Kinins have been known for some time to be important mediators implicated in a variety of biological effects including cardiovascular homeostasis, inflammation and nociception (for review, see Marceau et al., 1998, Calixto et al., 2000). They are probably the first mediators released in injured tissues from kininogens either by plasma kallikrein, which is activated early in the coagulation cascade, or tissue kallikrein, which is activated by proteases released at injured sites (Bhoola et al., 1992). Their production is critical for the initiation of pain and exaggeration of sensory signalling to produce hyperalgesia and allodynia. In addition, they promote many features of inflammation including an increase in blood flow and tissue oedema as well as the release of several mediators such as prostanoids and cytokines Levine et al., 1993, Dray, 1994, Dray, 1995. Kinins mediate their biological effects by acting on two types of receptors, namely, B₁ and B₂. The B₂ receptors, which mediate many of the physiological effects of kinins, are constitutively expressed and involved in the acute phase of the inflammation and pain response. On the other hand, the B₁ receptors, usually absent in normal tissues, are highly induced and overexpressed during tissue injury and following treatment with inflammatory mediators like bacterial endotoxins and cytokines. They do not desensitize after agonist binding and participate in the chronic phase of the inflammation and pain response (Couture et al., 2001). The therapeutic value of intervention in the kallikrein–kinin system has not been fully explored. The known kinin receptors might be suitable pharmacological targets to treat chronic inflammatory and cardiovascular diseases and support new concepts of analgesic drug design through blockade of kinin receptors (Pesquero et al., 2000).
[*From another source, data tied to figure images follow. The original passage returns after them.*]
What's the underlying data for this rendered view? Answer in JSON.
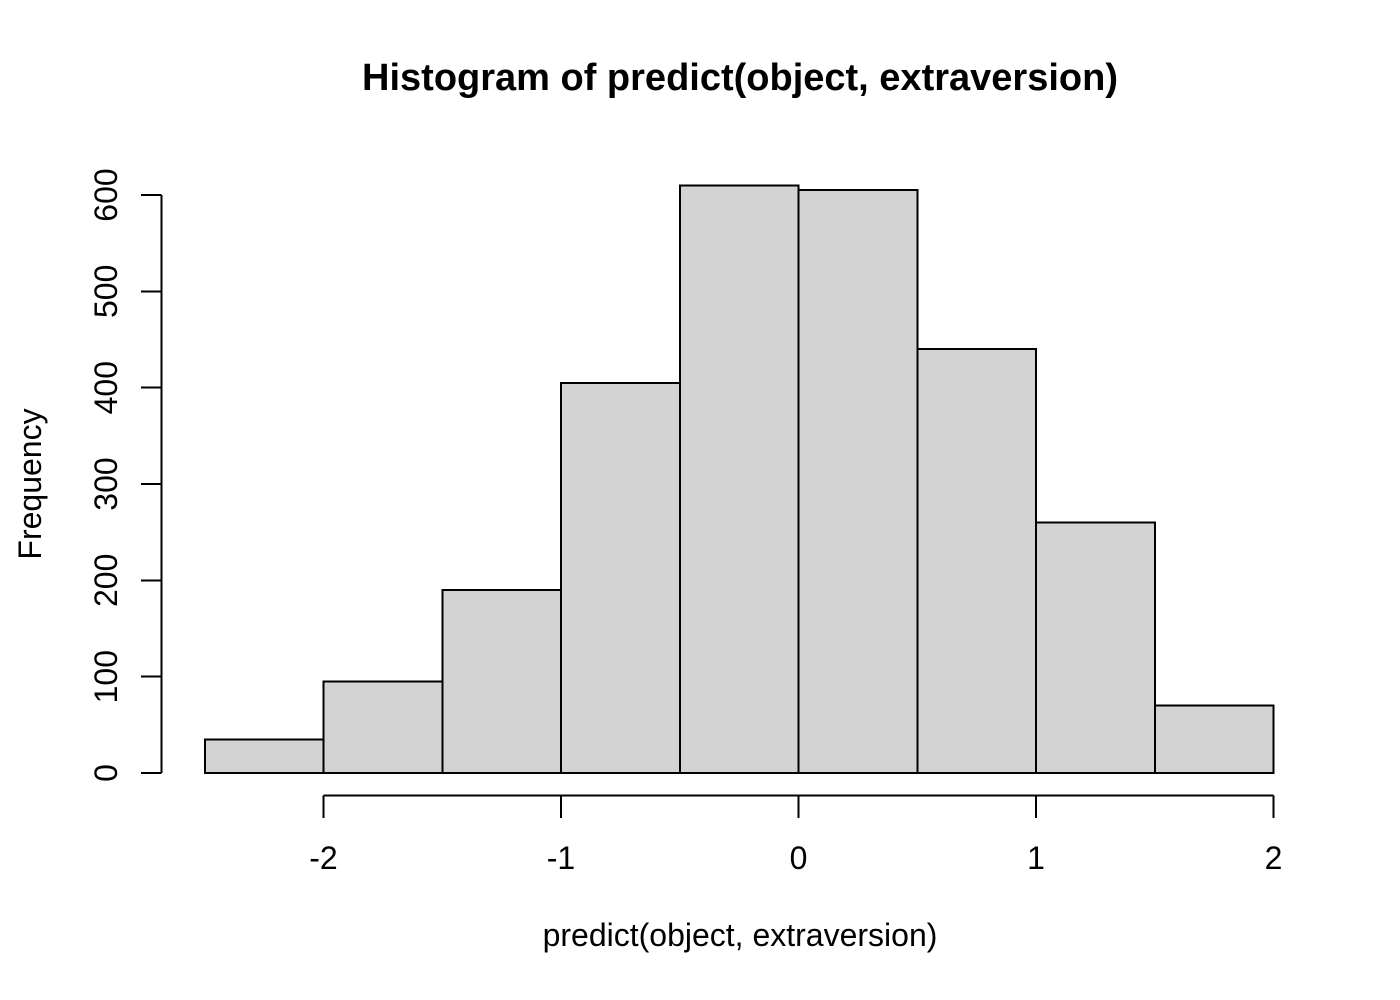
{
  "chart_data": {
    "type": "bar",
    "variant": "histogram",
    "title": "Histogram of predict(object, extraversion)",
    "xlabel": "predict(object, extraversion)",
    "ylabel": "Frequency",
    "bin_edges": [
      -2.5,
      -2.0,
      -1.5,
      -1.0,
      -0.5,
      0.0,
      0.5,
      1.0,
      1.5,
      2.0
    ],
    "counts": [
      35,
      95,
      190,
      405,
      610,
      605,
      440,
      260,
      70
    ],
    "x_ticks": [
      -2,
      -1,
      0,
      1,
      2
    ],
    "x_tick_labels": [
      "-2",
      "-1",
      "0",
      "1",
      "2"
    ],
    "y_ticks": [
      0,
      100,
      200,
      300,
      400,
      500,
      600
    ],
    "y_tick_labels": [
      "0",
      "100",
      "200",
      "300",
      "400",
      "500",
      "600"
    ],
    "xlim": [
      -2.68,
      2.18
    ],
    "ylim": [
      0,
      600
    ],
    "grid": "off",
    "legend": "none",
    "bar_fill": "#d3d3d3",
    "bar_stroke": "#000000",
    "axis_color": "#000000",
    "background": "#ffffff"
  }
}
Diabetes mellitus is a term that describes a series of complex and chronic disorders characterized by symptomatic glucose intolerance due to defective insulin secretion, insulin action or both. The chronic hyperglycemia of diabetes mellitus is associated with significant long-term sequelae, particularly damage, dysfunction and failure of various organs. The dysfunction of the vascular endothelium and the micro- and macrovascular permeability changes lead to many diabetic complications including nephropathy, retinopathy, neuropathy, hypertension and hyperalgesia (Steil, 1999).

Experimental evidence suggests that diabetes upregulates bradykinin B₁ receptors as a consequence of the overproduction of cytokines and of the oxidative stress effect of hyperglycemia Rabinovitch, 1998, Yerneni et al., 1999. Other pharmacological studies suggest that the B₁ receptor intervenes in the pathogenesis of streptozotocin-induced diabetes in mice as bradykinin B₁ receptor antagonists could normalize glycemia and renal function Zuccollo et al., 1996, Zuccollo et al., 1999. In addition, it has been recently demonstrated that these antagonists were able to inhibit the increase in plasma extravasation associated with diabetic mice (Simard et al., submitted for publication). The Streptozotocin model is the most commonly used to study the cardiovascular and neuropathic complications of type-1 diabetes. Streptozotocin is an antibiotic extracted from Streptomyces acromogens, which is selectively toxic for pancreatic islet β-cells. The decomposition products of streptozotocin alter the cellular membrane proteins so that they are no longer recognized as self and thus initiating an autoimmune inflammatory process associated with cytokines Wilson and Leiter, 1990, Lukić et al., 1998 resulting in the destruction of pancreatic β-islets. In addition, streptozotocin can alter DNA in such a manner that a previously silent gene is expressed or a normal protein is altered by point mutation (Wilson and Leiter, 1990). The objective of the present study was to investigate the role of bradykinin B₁ receptors in hyperalgesia associated with the development of diabetes induced by streptozotocin in mice. The effects of the selective bradykinin B₁ receptor agonist des-Arg⁹-bradykinin Regoli et al., 1998, Regoli et al., 2001 and its specific antagonists Ac-Lys-[d-β Nal⁷, Ile⁸]des-Arg⁹-bradykinin (R-715) and Ac-Orn-[Oic², αMe Phe⁵, d-β Nal⁷, Ile⁸]des-Arg⁹-bradykinin (R-954) (Neugebauer et al., 2002) were studied on the hyperalgesic response in diabetic mice.